Nessa perspectiva, um dos grandes desafios para a educação popular é justamente a coerência entre o discurso e a prática como exigência ética num contexto de conseqüências perversas do neoliberalismo, tanto sociais, econômicas e políticas. Para isso é preciso humildade, tolerância e esperança.

Sobre esses aspectos, Freire também contribui significativamente. No seu livro “à sombra dessa mangueira”, ele assim se refere a nossa sociedade:

“(...) uma sociedade desafiada pela globalização da economia, pela fome, pela pobreza, pelo tradicionalismo, pela modernidade e até pós-modernidade, pelo autoritarismo, pela democracia, pela violência, pela impunidade, pelo cinismo, pela apatia, pela desesperança, mas também pela esperança”. (1995, p.59)

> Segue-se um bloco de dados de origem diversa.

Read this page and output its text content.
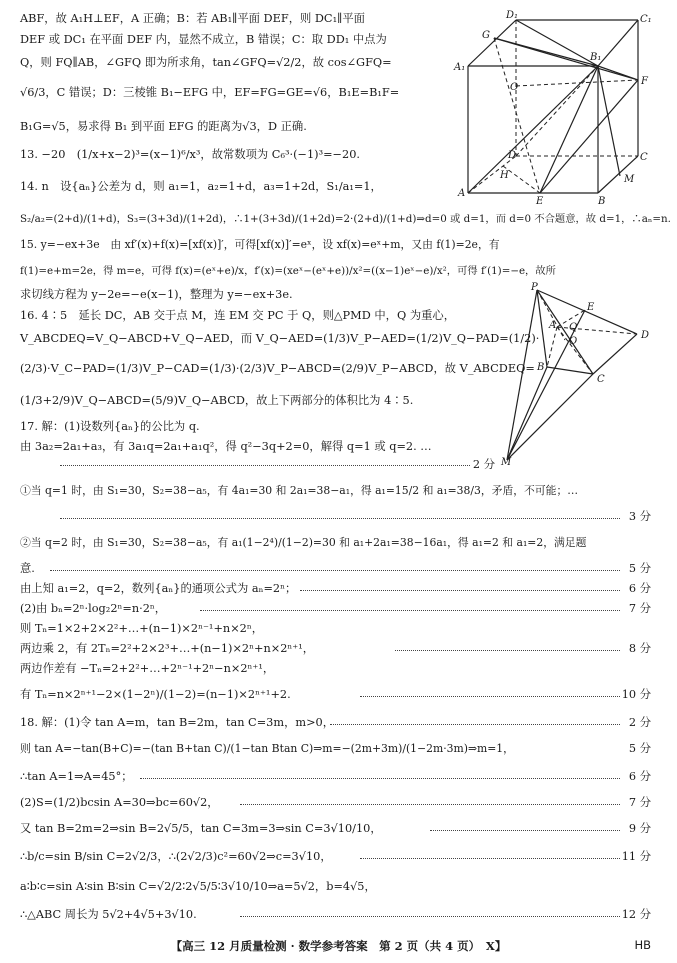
D₁	C₁
G
A₁
B₁
F
O
D
H
C
E
M
A
B
P
E
A
O
Q
D
B
C
M
ABF，故 A₁H⊥EF，A 正确；B：若 AB₁∥平面 DEF，则 DC₁∥平面
DEF 或 DC₁ 在平面 DEF 内，显然不成立，B 错误；C：取 DD₁ 中点为
Q，则 FQ∥AB，∠GFQ 即为所求角，tan∠GFQ=√2/2，故 cos∠GFQ=
√6/3，C 错误；D：三棱锥 B₁−EFG 中，EF=FG=GE=√6，B₁E=B₁F=
B₁G=√5，易求得 B₁ 到平面 EFG 的距离为√3，D 正确.
13. −20　(1/x+x−2)³=(x−1)⁶/x³，故常数项为 C₆³·(−1)³=−20.
14. n　设{aₙ}公差为 d，则 a₁=1，a₂=1+d，a₃=1+2d，S₁/a₁=1，
S₂/a₂=(2+d)/(1+d)，S₃=(3+3d)/(1+2d)，∴1+(3+3d)/(1+2d)=2·(2+d)/(1+d)⇒d=0 或 d=1，而 d=0 不合题意，故 d=1，∴aₙ=n.
15. y=−ex+3e　由 xf′(x)+f(x)=[xf(x)]′，可得[xf(x)]′=eˣ，设 xf(x)=eˣ+m，又由 f(1)=2e，有
f(1)=e+m=2e，得 m=e，可得 f(x)=(eˣ+e)/x，f′(x)=(xeˣ−(eˣ+e))/x²=((x−1)eˣ−e)/x²，可得 f′(1)=−e，故所
求切线方程为 y−2e=−e(x−1)，整理为 y=−ex+3e.
16. 4∶5　延长 DC，AB 交于点 M，连 EM 交 PC 于 Q，则△PMD 中，Q 为重心，
V_ABCDEQ=V_Q−ABCD+V_Q−AED，而 V_Q−AED=(1/3)V_P−AED=(1/2)V_Q−PAD=(1/2)·
(2/3)·V_C−PAD=(1/3)V_P−CAD=(1/3)·(2/3)V_P−ABCD=(2/9)V_P−ABCD，故 V_ABCDEQ=
(1/3+2/9)V_Q−ABCD=(5/9)V_Q−ABCD，故上下两部分的体积比为 4∶5.
17. 解：(1)设数列{aₙ}的公比为 q.
由 3a₂=2a₁+a₃，有 3a₁q=2a₁+a₁q²，得 q²−3q+2=0，解得 q=1 或 q=2. …
2 分
①当 q=1 时，由 S₁=30，S₂=38−a₅，有 4a₁=30 和 2a₁=38−a₁，得 a₁=15/2 和 a₁=38/3，矛盾，不可能；…
3 分
②当 q=2 时，由 S₁=30，S₂=38−a₅，有 a₁(1−2⁴)/(1−2)=30 和 a₁+2a₁=38−16a₁，得 a₁=2 和 a₁=2，满足题
意.	5 分
由上知 a₁=2，q=2，数列{aₙ}的通项公式为 aₙ=2ⁿ；	6 分
(2)由 bₙ=2ⁿ·log₂2ⁿ=n·2ⁿ，	7 分
则 Tₙ=1×2+2×2²+…+(n−1)×2ⁿ⁻¹+n×2ⁿ，
两边乘 2，有 2Tₙ=2²+2×2³+…+(n−1)×2ⁿ+n×2ⁿ⁺¹，	8 分
两边作差有 −Tₙ=2+2²+…+2ⁿ⁻¹+2ⁿ−n×2ⁿ⁺¹，
有 Tₙ=n×2ⁿ⁺¹−2×(1−2ⁿ)/(1−2)=(n−1)×2ⁿ⁺¹+2.	10 分
18. 解：(1)令 tan A=m，tan B=2m，tan C=3m，m>0，	2 分
则 tan A=−tan(B+C)=−(tan B+tan C)/(1−tan Btan C)⇒m=−(2m+3m)/(1−2m·3m)⇒m=1，	5 分
∴tan A=1⇒A=45°；	6 分
(2)S=(1/2)bcsin A=30⇒bc=60√2，	7 分
又 tan B=2m=2⇒sin B=2√5/5，tan C=3m=3⇒sin C=3√10/10，	9 分
∴b/c=sin B/sin C=2√2/3，∴(2√2/3)c²=60√2⇒c=3√10，	11 分
a∶b∶c=sin A∶sin B∶sin C=√2/2∶2√5/5∶3√10/10⇒a=5√2，b=4√5，
∴△ABC 周长为 5√2+4√5+3√10.	12 分
【高三 12 月质量检测 · 数学参考答案　第 2 页（共 4 页）　X】	HB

É nessa realidade descrita que se encontra a educação popular e o desafio de uma prática político-pedagógica dos educadores para a formação de uma cultura político-democrática e cidadã das classes populares. Nesse sentido, Freire (1995, p. 73) nos fala que “humildade e tolerância são fundamentais”. Humildade para aceitar que existem outras verdades e tolerância para aceitar e crescer na diferença.

Construir uma escola pública popular é ampliar as aspirações educacionais populares aliadas a reorientação política do nosso país, é adotar para a educação escolar um currículo pensado na população. É fazer uma escola que para Freire (1991, p. 43): “estimula o aluno a perguntar, a criticar, a criar, onde se propõe a construção do conhecimento coletivo, articulando o saber popular e o saber crítico, científico, mediado pelas experiências no mundo”.

Concordo com Souza (1997) quando ele afirma que a perspectiva para a educação popular é a do fortalecimento dos processos pedagógicos para aumentar sua contribuição na construção dos poderes locais e globais a fim de ampliar a força cultural, fundamentar o sentido mobilizador dos valores da justiça, da solidariedade e da igualdade. Assim, haverá a construção de um poder ético em meio a uma integração social sem exclusões.

É nesse contexto atual que algumas questões sobre política social, diferenças sociais e práticas nas escolas vêm à tona e nos convidam a novas reflexões. Uma delas, por exemplo, é levantada por Henry e Roger (1994): como lidar com a diversidade e as diferenças sociais em termos intelectuais, emocionais e práticos? Eis aqui outro grande desafio para a educação popular: formar a consciência de viver democraticamente em uma sociedade plural e fazer a pedagogia crítica, levando todos a uma discussão crítica, sem cair na desesperança ou na sensação de impotência. Ou ainda mais profundo: formar a consciência de viver democraticamente em uma sociedade impregnada de exclusões, levando todos, além da discussão crítica, a uma prática inclusiva.

A educação popular ao cruzar a fronteira da escolarização, busca o resgate da cidadania e a necessidade de inclusão em todos os sentidos.

Referências:

ARROYO, Miguel G. (Org.) Da escola carente à escola possível. São Paulo: Loyola, 1986. (Coleção Educação Popular).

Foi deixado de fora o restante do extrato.